The public froth that was whipped up a few years ago when Heinz announced it was going to discontinue producing its Salad Cream showed that the British still retain an unshakable affection for certain heritage food brands - enough in that case to get the decision reversed. It's not as though there isn't more competition out there than ever. As Homer Simpson rapturously says as he walks into the local megamarket, 'They have so many things! And so many different things of things!'
Anybody's list of the nation's favourites (not necessarily the biggest sellers, but the ones we feel fondest about) usually includes: Heinz baked beans, HP Sauce, Colman's English Mustard, Hellman's Mayonnaise, Branston Pickle, Frank Cooper's Oxford Marmalade, Lea & Perrin's Worcestershire Sauce, Kellogg's Cornflakes, Cadbury's Dairy Milk, Walkers Crisps, Polo Mints, and of course Satan's goop itself, Marmite.
These are mostly not British brands any longer, and in some cases never were, but they have become part of the nation's psyche to an extent that many shoppers won't entertain rival or own-brand products, even where they are cheaper (and even where they may well have been made by the original brand). They are the products that online retailers sell to homesick Brits living overseas, a reminder that in every sun-kissed foreign field, there is a rain-soaked corner that is forever Britain.
Other nations find these preferences rather fascinating. An American website explains to its visitors in anthropological terms that Brits have a peculiar attachment to products like Birds Custard Powder, which (who knew?) bears little resemblance to real French crème anglaise, and Oxo cubes, which we are told no self-respecting chef would give kitchen space to. (This from the nation that invented aerosol cheese.)
And here is the point about many of the favoured brands. They are nearly all guilty-pleasure items, or products that are pale imitations of the real thing. Cornstarch is an essential building-block in many of them. Our chocolate is mostly vegetable fat. We actually eat spreadable yeast. We know how to make proper crème anglaise, but look, the clue is in the name. It's anglaise. We invented it. So if we want to use an instant powder for quickness, we will do. And we won't even ask permission.

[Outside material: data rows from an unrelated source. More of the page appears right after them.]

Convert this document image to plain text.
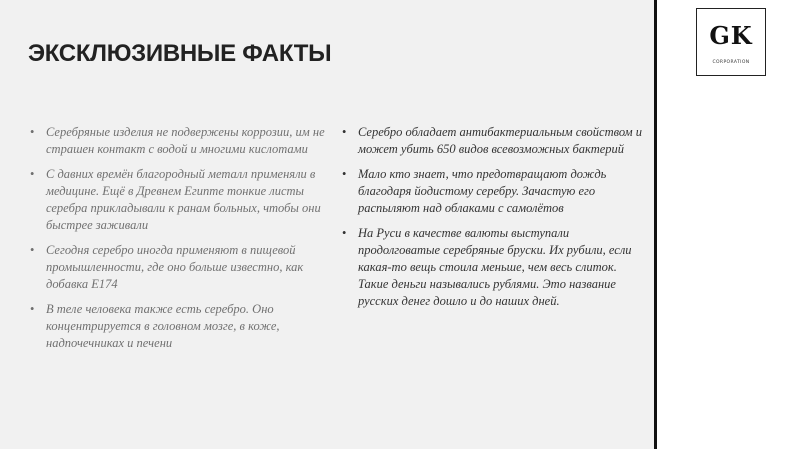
ЭКСКЛЮЗИВНЫЕ ФАКТЫ
• Серебряные изделия не подвержены коррозии, им не страшен контакт с водой и многими кислотами
• С давних времён благородный металл применяли в медицине. Ещё в Древнем Египте тонкие листы серебра прикладывали к ранам больных, чтобы они быстрее заживали
• Сегодня серебро иногда применяют в пищевой промышленности, где оно больше известно, как добавка Е174
• В теле человека также есть серебро. Оно концентрируется в головном мозге, в коже, надпочечниках и печени
• Серебро обладает антибактериальным свойством и может убить 650 видов всевозможных бактерий
• Мало кто знает, что предотвращают дождь благодаря йодистому серебру. Зачастую его распыляют над облаками с самолётов
• На Руси в качестве валюты выступали продолговатые серебряные бруски. Их рубили, если какая-то вещь стоила меньше, чем весь слиток. Такие деньги назывались рублями. Это название русских денег дошло и до наших дней.
GK
CORPORATION
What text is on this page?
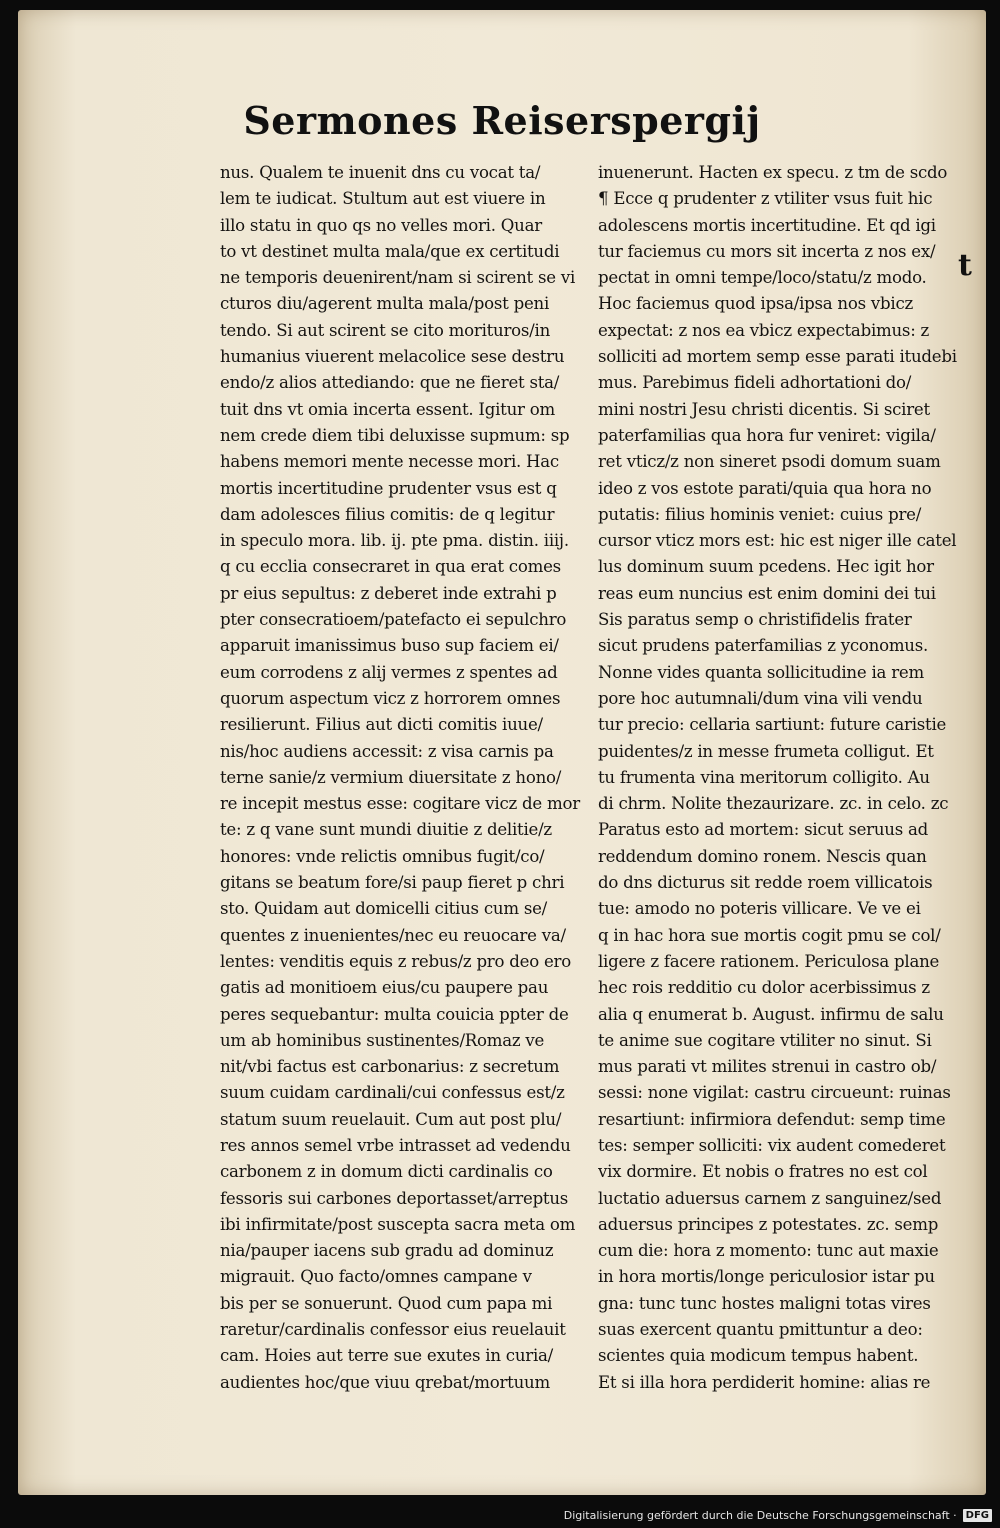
Sermones Reiserspergij
nus. Qualem te inuenit dns cu vocat ta/
lem te iudicat. Stultum aut est viuere in
illo statu in quo qs no velles mori. Quar
to vt destinet multa mala/que ex certitudi
ne temporis deuenirent/nam si scirent se vi
cturos diu/agerent multa mala/post peni
tendo. Si aut scirent se cito morituros/in
humanius viuerent melacolice sese destru
endo/z alios attediando: que ne fieret sta/
tuit dns vt omia incerta essent. Igitur om
nem crede diem tibi deluxisse supmum: sp
habens memori mente necesse mori. Hac
mortis incertitudine prudenter vsus est q
dam adolesces filius comitis: de q legitur
in speculo mora. lib. ij. pte pma. distin. iiij.
q cu ecclia consecraret in qua erat comes
pr eius sepultus: z deberet inde extrahi p
pter consecratioem/patefacto ei sepulchro
apparuit imanissimus buso sup faciem ei/
eum corrodens z alij vermes z spentes ad
quorum aspectum vicz z horrorem omnes
resilierunt. Filius aut dicti comitis iuue/
nis/hoc audiens accessit: z visa carnis pa
terne sanie/z vermium diuersitate z hono/
re incepit mestus esse: cogitare vicz de mor
te: z q vane sunt mundi diuitie z delitie/z
honores: vnde relictis omnibus fugit/co/
gitans se beatum fore/si paup fieret p chri
sto. Quidam aut domicelli citius cum se/
quentes z inuenientes/nec eu reuocare va/
lentes: venditis equis z rebus/z pro deo ero
gatis ad monitioem eius/cu paupere pau
peres sequebantur: multa couicia ppter de
um ab hominibus sustinentes/Romaz ve
nit/vbi factus est carbonarius: z secretum
suum cuidam cardinali/cui confessus est/z
statum suum reuelauit. Cum aut post plu/
res annos semel vrbe intrasset ad vedendu
carbonem z in domum dicti cardinalis co
fessoris sui carbones deportasset/arreptus
ibi infirmitate/post suscepta sacra meta om
nia/pauper iacens sub gradu ad dominuz
migrauit. Quo facto/omnes campane v
bis per se sonuerunt. Quod cum papa mi
raretur/cardinalis confessor eius reuelauit
cam. Hoies aut terre sue exutes in curia/
audientes hoc/que viuu qrebat/mortuum
inuenerunt. Hacten ex specu. z tm de scdo
¶ Ecce q prudenter z vtiliter vsus fuit hic
adolescens mortis incertitudine. Et qd igi
tur faciemus cu mors sit incerta z nos ex/
pectat in omni tempe/loco/statu/z modo.
Hoc faciemus quod ipsa/ipsa nos vbicz
expectat: z nos ea vbicz expectabimus: z
solliciti ad mortem semp esse parati itudebi
mus. Parebimus fideli adhortationi do/
mini nostri Jesu christi dicentis. Si sciret
paterfamilias qua hora fur veniret: vigila/
ret vticz/z non sineret psodi domum suam
ideo z vos estote parati/quia qua hora no
putatis: filius hominis veniet: cuius pre/
cursor vticz mors est: hic est niger ille catel
lus dominum suum pcedens. Hec igit hor
reas eum nuncius est enim domini dei tui
Sis paratus semp o christifidelis frater
sicut prudens paterfamilias z yconomus.
Nonne vides quanta sollicitudine ia rem
pore hoc autumnali/dum vina vili vendu
tur precio: cellaria sartiunt: future caristie
puidentes/z in messe frumeta colligut. Et
tu frumenta vina meritorum colligito. Au
di chrm. Nolite thezaurizare. zc. in celo. zc
Paratus esto ad mortem: sicut seruus ad
reddendum domino ronem. Nescis quan
do dns dicturus sit redde roem villicatois
tue: amodo no poteris villicare. Ve ve ei
q in hac hora sue mortis cogit pmu se col/
ligere z facere rationem. Periculosa plane
hec rois redditio cu dolor acerbissimus z
alia q enumerat b. August. infirmu de salu
te anime sue cogitare vtiliter no sinut. Si
mus parati vt milites strenui in castro ob/
sessi: none vigilat: castru circueunt: ruinas
resartiunt: infirmiora defendut: semp time
tes: semper solliciti: vix audent comederet
vix dormire. Et nobis o fratres no est col
luctatio aduersus carnem z sanguinez/sed
aduersus principes z potestates. zc. semp
cum die: hora z momento: tunc aut maxie
in hora mortis/longe periculosior istar pu
gna: tunc tunc hostes maligni totas vires
suas exercent quantu pmittuntur a deo:
scientes quia modicum tempus habent.
Et si illa hora perdiderit homine: alias re
t
Digitalisierung gefördert durch die Deutsche Forschungsgemeinschaft · DFG
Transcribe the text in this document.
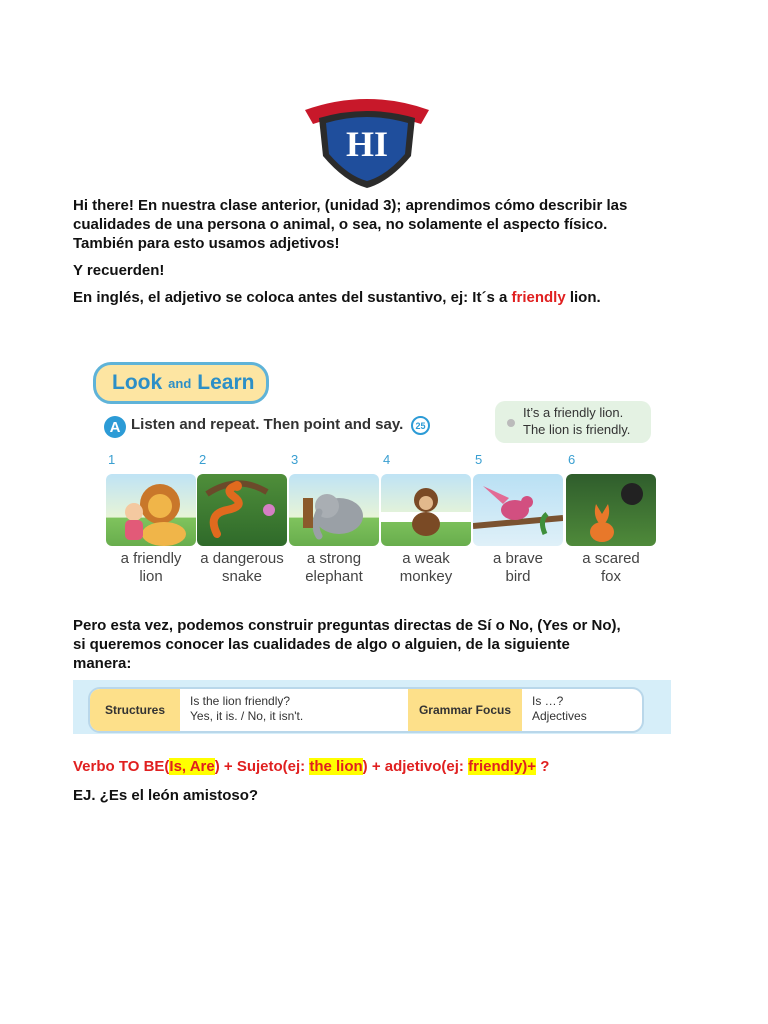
HI

Hi there! En nuestra clase anterior, (unidad 3); aprendimos cómo describir las
cualidades de una persona o animal, o sea, no solamente el aspecto físico.
También para esto usamos adjetivos!

Y recuerden!

En inglés, el adjetivo se coloca antes del sustantivo, ej: It´s a friendly lion.

Look and Learn
A Listen and repeat. Then point and say.	25
It’s a friendly lion.
The lion is friendly.
1
a friendly
lion
2
a dangerous
snake
3
a strong
elephant
4
a weak
monkey
5
a brave
bird
6
a scared
fox

Pero esta vez, podemos construir preguntas directas de Sí o No, (Yes or No),
si queremos conocer las cualidades de algo o alguien, de la siguiente
manera:

Structures
Is the lion friendly?
Yes, it is. / No, it isn't.	Grammar Focus
Is …?
Adjectives

Verbo TO BE(Is, Are) + Sujeto(ej: the lion) + adjetivo(ej: friendly)+ ?

EJ. ¿Es el león amistoso?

The other thing that strikes me about these lists is how many of the products are relishes or condiments or things to spread on toast. They are historically what we added to our basic food to make it taste of something stronger, whether salty, sweet or just pungently weird. Hot crisp toast is the ultimate comfort food, but even more so if its blandness is offset by being slathered with something more than just butter.
Remember, these are only the brands that we will admit to loving. There are others of more recent vintage whose names people dare not speak in surveys. Any votes for Pot Noodle? Or Peperami sticks? Krispy Kreme doughnuts? What other food brands could you not bear to live without?